Obliterate Everything 4 |verified| Guide

I erased my wedding. My husband is sitting next to me. He doesn't remember it. PLAYER_442: I erased my suicide attempt. Now I don't know if I'm alive because I chose to be, or because I erased the version where I didn't. PLAYER_103: I erased my daughter's first word. She said "mama" again this morning. It felt different. Worse. Better? PLAYER_990: Has anyone figured out how to win? PLAYER_442: There is no win. There's only how much you're willing to lose.

For a long moment, my screen was black.

Not a literal mirror—a gray, featureless plane that reflected my own face via my webcam. I hadn't given it permission, but there I was: tired, 34, frizzy ponytail. Below my reflection, a single line of text: obliterate everything 4

A new window appeared. An apartment. A man's silhouette sitting on a couch, reading a newspaper. The first living thing I'd seen.

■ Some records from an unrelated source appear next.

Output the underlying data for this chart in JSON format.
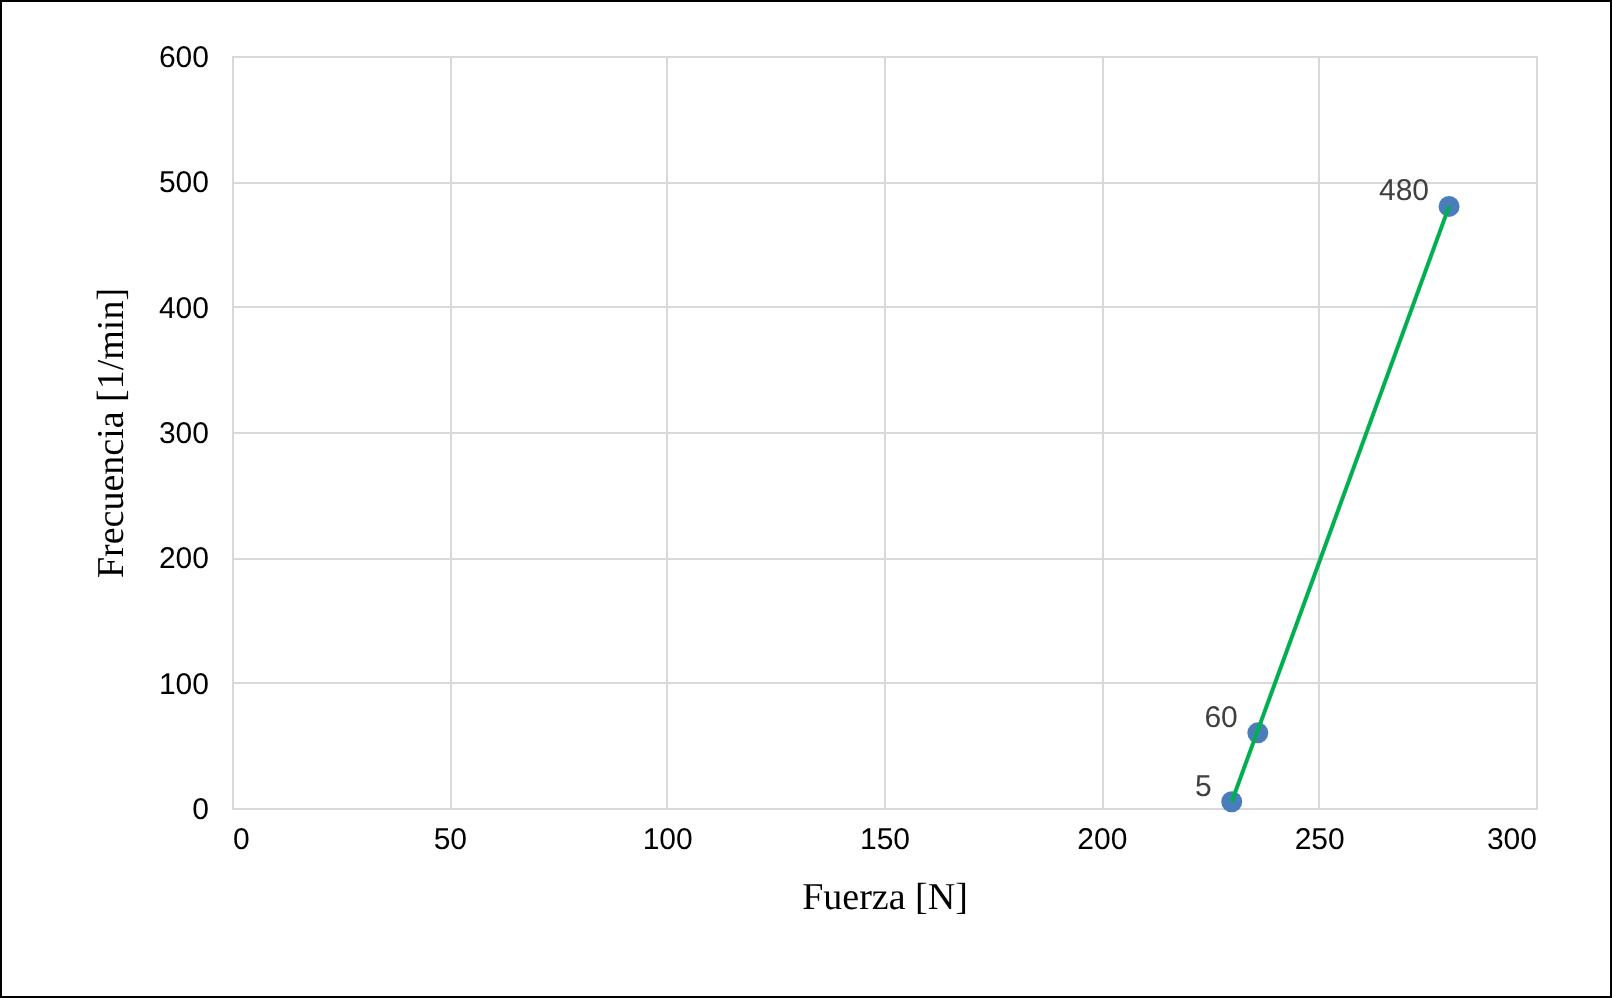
{
  "chart_data": {
    "type": "scatter",
    "xlabel": "Fuerza [N]",
    "ylabel": "Frecuencia [1/min]",
    "x": [
      230,
      236,
      280
    ],
    "series": [
      {
        "color": "#4a7ebb",
        "values": [
          5,
          60,
          480
        ],
        "value_labels": [
          "5",
          "60",
          "480"
        ]
      },
      {
        "type": "line",
        "color": "#00b050",
        "x": [
          230,
          280
        ],
        "values": [
          5,
          480
        ],
        "marker": "none"
      }
    ],
    "marker": "circle",
    "line_style": "solid",
    "grid": true,
    "xlim": [
      0,
      300
    ],
    "xticks": [
      0,
      50,
      100,
      150,
      200,
      250,
      300
    ],
    "ylim": [
      0,
      600
    ],
    "yticks": [
      0,
      100,
      200,
      300,
      400,
      500,
      600
    ]
  }
}
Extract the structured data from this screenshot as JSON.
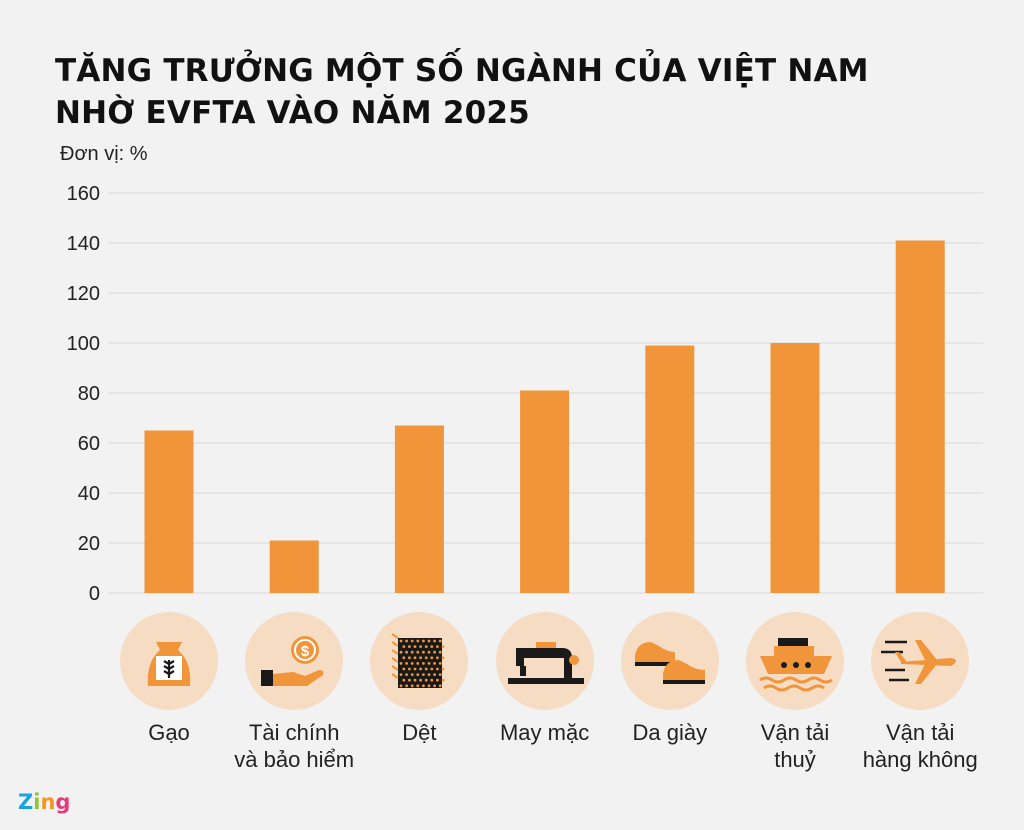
{
  "title": "TĂNG TRƯỞNG MỘT SỐ NGÀNH CỦA VIỆT NAM NHỜ EVFTA VÀO NĂM 2025",
  "unit_label": "Đơn vị: %",
  "brand": {
    "z": "Z",
    "i": "i",
    "n": "n",
    "g": "g"
  },
  "colors": {
    "bar": "#f0953a",
    "icon_bg": "#f7dcc4",
    "icon_dark": "#1a1a1a",
    "grid": "#d8d8d8"
  },
  "chart_data": {
    "type": "bar",
    "title": "TĂNG TRƯỞNG MỘT SỐ NGÀNH CỦA VIỆT NAM NHỜ EVFTA VÀO NĂM 2025",
    "ylabel": "Đơn vị: %",
    "xlabel": "",
    "ylim": [
      0,
      160
    ],
    "yticks": [
      0,
      20,
      40,
      60,
      80,
      100,
      120,
      140,
      160
    ],
    "grid": true,
    "categories": [
      {
        "lines": [
          "Gạo"
        ],
        "icon": "rice-sack-icon"
      },
      {
        "lines": [
          "Tài chính",
          "và bảo hiểm"
        ],
        "icon": "hand-coin-icon"
      },
      {
        "lines": [
          "Dệt"
        ],
        "icon": "textile-icon"
      },
      {
        "lines": [
          "May mặc"
        ],
        "icon": "sewing-machine-icon"
      },
      {
        "lines": [
          "Da giày"
        ],
        "icon": "shoes-icon"
      },
      {
        "lines": [
          "Vận tải",
          "thuỷ"
        ],
        "icon": "ship-icon"
      },
      {
        "lines": [
          "Vận tải",
          "hàng không"
        ],
        "icon": "airplane-icon"
      }
    ],
    "values": [
      65,
      21,
      67,
      81,
      99,
      100,
      141
    ]
  }
}
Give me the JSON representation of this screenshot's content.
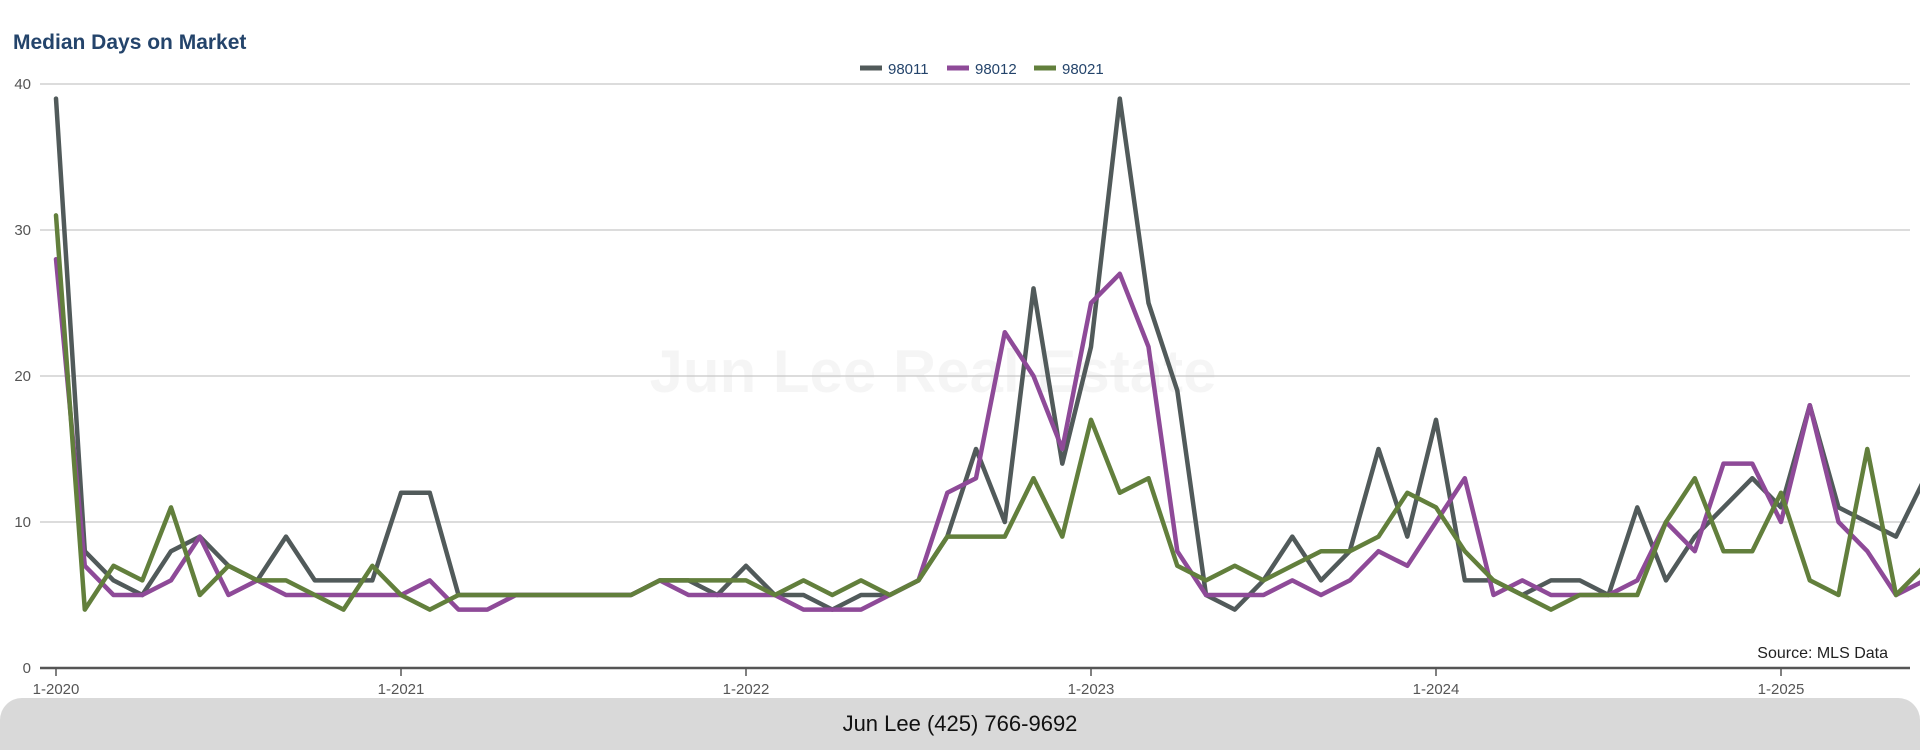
{
  "chart_data": {
    "type": "line",
    "title": "Median Days on Market",
    "xlabel": "",
    "ylabel": "",
    "ylim": [
      0,
      40
    ],
    "y_ticks": [
      0,
      10,
      20,
      30,
      40
    ],
    "x_ticks": [
      "1-2020",
      "1-2021",
      "1-2022",
      "1-2023",
      "1-2024",
      "1-2025"
    ],
    "x_start": "1-2020",
    "x_end": "5-2025",
    "legend_position": "top-center",
    "grid": true,
    "series": [
      {
        "name": "98011",
        "color": "#515a5a",
        "values": [
          39,
          8,
          6,
          5,
          8,
          9,
          7,
          6,
          9,
          6,
          6,
          6,
          12,
          12,
          5,
          5,
          5,
          5,
          5,
          5,
          5,
          6,
          6,
          5,
          7,
          5,
          5,
          4,
          5,
          5,
          6,
          9,
          15,
          10,
          26,
          14,
          22,
          39,
          25,
          19,
          5,
          4,
          6,
          9,
          6,
          8,
          15,
          9,
          17,
          6,
          6,
          5,
          6,
          6,
          5,
          11,
          6,
          9,
          11,
          13,
          11,
          18,
          11,
          10,
          9,
          13
        ]
      },
      {
        "name": "98012",
        "color": "#8e4a98",
        "values": [
          28,
          7,
          5,
          5,
          6,
          9,
          5,
          6,
          5,
          5,
          5,
          5,
          5,
          6,
          4,
          4,
          5,
          5,
          5,
          5,
          5,
          6,
          5,
          5,
          5,
          5,
          4,
          4,
          4,
          5,
          6,
          12,
          13,
          23,
          20,
          15,
          25,
          27,
          22,
          8,
          5,
          5,
          5,
          6,
          5,
          6,
          8,
          7,
          10,
          13,
          5,
          6,
          5,
          5,
          5,
          6,
          10,
          8,
          14,
          14,
          10,
          18,
          10,
          8,
          5,
          6
        ]
      },
      {
        "name": "98021",
        "color": "#627f3c",
        "values": [
          31,
          4,
          7,
          6,
          11,
          5,
          7,
          6,
          6,
          5,
          4,
          7,
          5,
          4,
          5,
          5,
          5,
          5,
          5,
          5,
          5,
          6,
          6,
          6,
          6,
          5,
          6,
          5,
          6,
          5,
          6,
          9,
          9,
          9,
          13,
          9,
          17,
          12,
          13,
          7,
          6,
          7,
          6,
          7,
          8,
          8,
          9,
          12,
          11,
          8,
          6,
          5,
          4,
          5,
          5,
          5,
          10,
          13,
          8,
          8,
          12,
          6,
          5,
          15,
          5,
          7
        ]
      }
    ],
    "watermark": "Jun Lee Real Estate",
    "source": "Source: MLS Data"
  },
  "footer": {
    "text": "Jun Lee (425) 766-9692"
  },
  "colors": {
    "title": "#24446b",
    "grid": "#c8c8c8",
    "axis": "#555555"
  }
}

Kaelen Voss never gave an interview. The game remains on Steam, 87 megabytes, no updates, no patches. The user reviews are a litany of confession and terror and, occasionally, grace. I erased my wedding

I opened my email. There was a message from my mother's old account—impossible, she'd been dead for three years. But there it was. Subject line: "Christmas."

But I think about it. Every day. That's the real game. That's the obliteration that never ends: the knowledge that you could erase everything, including yourself, and the only thing stopping you is a choice you have to keep making. PLAYER_442: I erased my suicide attempt

I closed the laptop. Opened it. The windows were still there. At 1,000 obliterations, the game transformed.